Vols habités

Sophie Adenot a commencé son programme scientifique sur l'ISS

Duplex orbital pour Sophie Adenot depuis le module Colombus (ESATV).

A bord de la Station spatiale internationale (ISS) depuis maintenant deux petites semaines, l’astronaute française a tenu sa première conférence de presse avec un panel choisi de journalistes français. Un échange express de vingt minutes en duplex et en direct avec l’espace.

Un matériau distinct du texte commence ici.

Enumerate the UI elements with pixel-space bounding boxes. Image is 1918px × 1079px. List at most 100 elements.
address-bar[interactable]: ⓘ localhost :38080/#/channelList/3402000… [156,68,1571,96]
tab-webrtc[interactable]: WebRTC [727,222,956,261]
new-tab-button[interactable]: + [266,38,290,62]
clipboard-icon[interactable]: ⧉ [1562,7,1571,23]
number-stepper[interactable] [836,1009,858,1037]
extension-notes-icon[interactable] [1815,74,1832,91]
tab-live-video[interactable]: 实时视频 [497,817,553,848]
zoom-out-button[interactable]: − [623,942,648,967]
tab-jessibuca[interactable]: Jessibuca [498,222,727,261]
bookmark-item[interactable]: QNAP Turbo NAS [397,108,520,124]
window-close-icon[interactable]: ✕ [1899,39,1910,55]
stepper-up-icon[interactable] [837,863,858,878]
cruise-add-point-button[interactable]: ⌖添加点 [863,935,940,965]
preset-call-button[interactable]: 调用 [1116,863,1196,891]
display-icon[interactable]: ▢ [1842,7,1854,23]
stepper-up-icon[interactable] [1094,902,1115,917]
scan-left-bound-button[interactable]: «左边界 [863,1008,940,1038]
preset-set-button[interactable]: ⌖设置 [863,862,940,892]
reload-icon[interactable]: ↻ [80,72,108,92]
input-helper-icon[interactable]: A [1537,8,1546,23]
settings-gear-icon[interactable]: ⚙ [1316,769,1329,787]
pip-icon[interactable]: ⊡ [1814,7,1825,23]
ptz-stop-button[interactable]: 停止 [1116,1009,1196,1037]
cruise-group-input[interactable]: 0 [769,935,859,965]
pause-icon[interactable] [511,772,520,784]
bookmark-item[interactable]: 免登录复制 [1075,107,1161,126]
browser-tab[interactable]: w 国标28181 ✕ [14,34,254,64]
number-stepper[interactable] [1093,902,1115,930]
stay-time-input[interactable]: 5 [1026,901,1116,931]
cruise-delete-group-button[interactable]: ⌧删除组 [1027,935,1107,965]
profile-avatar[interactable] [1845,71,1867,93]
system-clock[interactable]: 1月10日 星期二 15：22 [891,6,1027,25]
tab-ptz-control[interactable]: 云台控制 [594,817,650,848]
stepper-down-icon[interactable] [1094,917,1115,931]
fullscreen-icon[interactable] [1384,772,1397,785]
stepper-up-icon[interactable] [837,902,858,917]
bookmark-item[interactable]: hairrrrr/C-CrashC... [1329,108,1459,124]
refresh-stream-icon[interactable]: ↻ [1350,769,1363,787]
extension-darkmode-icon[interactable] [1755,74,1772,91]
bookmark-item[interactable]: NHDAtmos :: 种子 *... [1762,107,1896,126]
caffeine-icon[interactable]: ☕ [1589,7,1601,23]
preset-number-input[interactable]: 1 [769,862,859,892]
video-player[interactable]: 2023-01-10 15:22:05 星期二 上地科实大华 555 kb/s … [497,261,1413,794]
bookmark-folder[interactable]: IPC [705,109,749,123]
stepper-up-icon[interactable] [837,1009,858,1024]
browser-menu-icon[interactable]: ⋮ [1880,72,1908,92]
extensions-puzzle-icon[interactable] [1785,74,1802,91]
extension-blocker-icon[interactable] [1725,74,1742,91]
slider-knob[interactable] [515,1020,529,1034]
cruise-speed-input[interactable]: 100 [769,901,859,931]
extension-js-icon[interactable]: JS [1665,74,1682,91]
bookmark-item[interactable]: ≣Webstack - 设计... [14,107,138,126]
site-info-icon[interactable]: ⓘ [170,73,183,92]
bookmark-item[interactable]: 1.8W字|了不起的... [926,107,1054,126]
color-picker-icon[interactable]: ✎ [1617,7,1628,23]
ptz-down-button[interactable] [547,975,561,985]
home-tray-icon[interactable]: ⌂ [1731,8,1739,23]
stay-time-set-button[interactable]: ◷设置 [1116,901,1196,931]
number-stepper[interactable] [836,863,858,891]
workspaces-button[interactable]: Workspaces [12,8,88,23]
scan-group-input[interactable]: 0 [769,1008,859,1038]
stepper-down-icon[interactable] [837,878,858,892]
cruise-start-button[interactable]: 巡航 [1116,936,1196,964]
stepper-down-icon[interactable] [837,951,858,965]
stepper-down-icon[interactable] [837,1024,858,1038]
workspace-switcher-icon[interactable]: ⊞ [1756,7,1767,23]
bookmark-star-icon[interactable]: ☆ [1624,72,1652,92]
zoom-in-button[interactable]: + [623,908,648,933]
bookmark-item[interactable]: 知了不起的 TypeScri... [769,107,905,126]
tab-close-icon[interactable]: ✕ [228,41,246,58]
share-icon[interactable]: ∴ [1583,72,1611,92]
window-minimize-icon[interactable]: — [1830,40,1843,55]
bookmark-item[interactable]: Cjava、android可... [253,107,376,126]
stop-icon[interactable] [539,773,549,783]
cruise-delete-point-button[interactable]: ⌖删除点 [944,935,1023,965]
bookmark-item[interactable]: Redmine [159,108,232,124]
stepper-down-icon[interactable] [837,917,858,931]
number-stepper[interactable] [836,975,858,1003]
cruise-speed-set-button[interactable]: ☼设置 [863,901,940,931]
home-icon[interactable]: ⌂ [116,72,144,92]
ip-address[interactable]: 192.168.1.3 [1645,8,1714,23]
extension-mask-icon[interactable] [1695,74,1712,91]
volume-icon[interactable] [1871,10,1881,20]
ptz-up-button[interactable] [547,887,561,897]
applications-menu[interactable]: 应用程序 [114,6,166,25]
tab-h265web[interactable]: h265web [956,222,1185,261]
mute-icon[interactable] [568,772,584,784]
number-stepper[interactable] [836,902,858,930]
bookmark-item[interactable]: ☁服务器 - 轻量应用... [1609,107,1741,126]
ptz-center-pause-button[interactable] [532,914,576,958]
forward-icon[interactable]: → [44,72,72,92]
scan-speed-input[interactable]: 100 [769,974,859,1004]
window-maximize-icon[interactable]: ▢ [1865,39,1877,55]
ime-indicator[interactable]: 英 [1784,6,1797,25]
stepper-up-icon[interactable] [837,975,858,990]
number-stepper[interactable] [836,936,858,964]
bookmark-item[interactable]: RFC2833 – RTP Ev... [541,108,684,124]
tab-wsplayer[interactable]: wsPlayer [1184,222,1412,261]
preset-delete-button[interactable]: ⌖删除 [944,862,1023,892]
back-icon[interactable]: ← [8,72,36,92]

            Prendre ses quartiers sur une station spatiale pourrait ressembler à n’importe quel périple  sur Terre sauf que sur l’ISS les bagages arrivent généralement un peu avant les voyageurs. Bien que présente sur le complexe orbital, depuis maintenant le 14 février, Sophie Adenot qui est apparue depuis le module Colombus « en pleine forme physique et morale » raconte n’avoir pas encore complètement défait ses valises. Sur l’ISS, « où il peut régner une odeur de carlingue métallique », même si chaque chose est à sa place, il peut être parfois difficile de retrouver un objet personnel. Plusieurs collègues de la onzième astronaute française ont confié par le passé qu’il était même possible de perdre quelque chose à bord des modules dont le volume total correspond plus ou moins à celui d’une cabine de 747. « J’ai mis une semaine à trouver mon shampoing », plaisante d’ailleurs la principale intéressée. Après presque deux semaines de mission, ses journées sont déjà bien remplies. Celles-ci commencent dès 5h30 du matin par une séance de sport quotidienne obligatoire pendant deux bonnes heures. Vivre en microgravité implique en effet de compenser chaque jour la perte musculaire et osseuse par une activité physique afin d’éviter la décalcification du squelette. Une obligation à laquelle sont soumis tous les membres d’équipage sur la station sans distinction.

Pas de journée type

Une station que Sophie Adenot continue de découvrir au rythme d’une journée qui s’étire jusqu’à 19h30 avec un planning qui peut être changeant mais qui lui laisse bien sur la possibilité d’observer la Terre depuis la Cupola. Seul endroit à bord du complexe orbital où règne la lumière naturelle du soleil quand l’ISS est éclairée et qui permet d'observer la Terre à 360°. Si la nivernaise a débuté son programme scientifique, « il n’y pas de journée type car tout dépend du planning quotidien ». Ainsi, quelques heures après cet échange, elle devait superviser avec ses camarades le désamarrage du vaisseau Dragon CRS-33 qui doit redescendre sur Terre l’équivalent de six mois de manipulations scientifiques et techniques sur l’ISS. Quant à son travail scientifique dans le module Colombus, il est planifié d’une semaine sur l’autre. Dès la semaine prochaine, Sophie doit commencer à déployer l’expérience Echofinder du CNES, qui réalise des échographies de manière autonome. Ce sera la première des expériences 100% françaises à être mise en œuvre sur l’ISS au cours de la mission Epsilon qui ne fait que commencer.